Il y a deux méthodes de démonstration. a) La méthode synthétique : elle suppose de la part de celui qui écrit une connaissance préalablement complète du sujet où il n’a plus rien à se démontrer à lui-même, rien à rechercher. Ce qu’il possède, il le compose (sun, tithêmi), en fait un édifice régulier où l’idée simple et générale forme la base, où ensuite l’idée particulière et concrète forme les détails et les accessoires. b) La méthode analytique (ana-luo) est le procédé de celui qui est à la recherche de la vérité : il faut qu’il décompose (analyse) son sujet, qu’il en détaille les objets particuliers, qu’il les examine et les rapporte les uns aux autres, qu’il en déduise enfin l’idée simple, générale, abstraite.
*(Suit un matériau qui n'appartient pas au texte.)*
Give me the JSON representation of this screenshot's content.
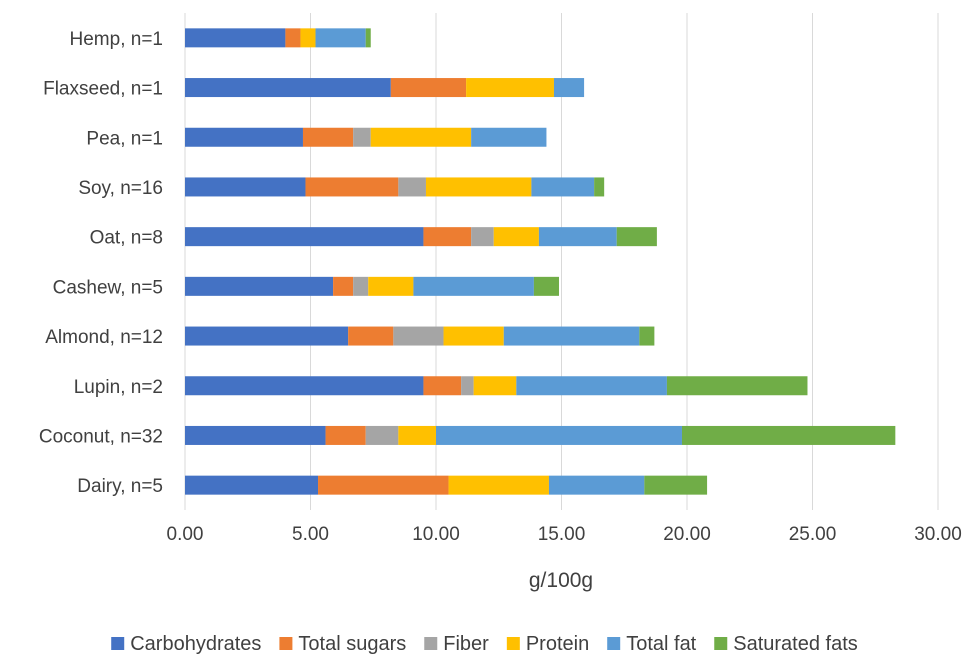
{
  "chart_data": {
    "type": "bar",
    "orientation": "horizontal",
    "stacked": true,
    "categories": [
      "Hemp, n=1",
      "Flaxseed, n=1",
      "Pea, n=1",
      "Soy, n=16",
      "Oat, n=8",
      "Cashew, n=5",
      "Almond, n=12",
      "Lupin, n=2",
      "Coconut, n=32",
      "Dairy, n=5"
    ],
    "series": [
      {
        "name": "Carbohydrates",
        "color": "#4472C4",
        "values": [
          4.0,
          8.2,
          4.7,
          4.8,
          9.5,
          5.9,
          6.5,
          9.5,
          5.6,
          5.3
        ]
      },
      {
        "name": "Total sugars",
        "color": "#ED7D31",
        "values": [
          0.6,
          3.0,
          2.0,
          3.7,
          1.9,
          0.8,
          1.8,
          1.5,
          1.6,
          5.2
        ]
      },
      {
        "name": "Fiber",
        "color": "#A5A5A5",
        "values": [
          0.0,
          0.0,
          0.7,
          1.1,
          0.9,
          0.6,
          2.0,
          0.5,
          1.3,
          0.0
        ]
      },
      {
        "name": "Protein",
        "color": "#FFC000",
        "values": [
          0.6,
          3.5,
          4.0,
          4.2,
          1.8,
          1.8,
          2.4,
          1.7,
          1.5,
          4.0
        ]
      },
      {
        "name": "Total fat",
        "color": "#5B9BD5",
        "values": [
          2.0,
          1.2,
          3.0,
          2.5,
          3.1,
          4.8,
          5.4,
          6.0,
          9.8,
          3.8
        ]
      },
      {
        "name": "Saturated fats",
        "color": "#70AD47",
        "values": [
          0.2,
          0.0,
          0.0,
          0.4,
          1.6,
          1.0,
          0.6,
          5.6,
          8.5,
          2.5
        ]
      }
    ],
    "xlabel": "g/100g",
    "ylabel": "",
    "xlim": [
      0,
      30
    ],
    "xticks": [
      "0.00",
      "5.00",
      "10.00",
      "15.00",
      "20.00",
      "25.00",
      "30.00"
    ],
    "grid": "vertical",
    "legend": "bottom"
  }
}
Le principe ainsi trouvé par l’analyse devient la base de la synthèse.

c) Genre critique. — On appelle critique l’œuvre qui tend à juger une autre œuvre et à examiner comment elle répond ou non à des principes posés en critères (Voir no 274.)

L’exposé peut être 1o une présentation des faits, 2o un jugement des faits. 3o une défense ou une attaque.

La documentation peut revêtir la forme objective, commentée et à dialectique serrée ou la forme pamphlétaire adoptée par les critiques d’un état de chose donné ou par les protagonistes des innovations.

3. Degrés divers dans l’exposé. — L’exposé d’une même question, notion, science, peut être fait selon des degrés divers.

a) Le premier ordre de degré est relatif à la longueur de l’exposé. Celui-ci, au point de vue idéologique, est proportionnel au caractère général ou détaillé de l’idée ; au point de vue littéraire, il dépend du caractère implicite ou explicite, délayé ou concis de l’expression ; au point de vue documentaire, il dépend de l’extension matérielle du document.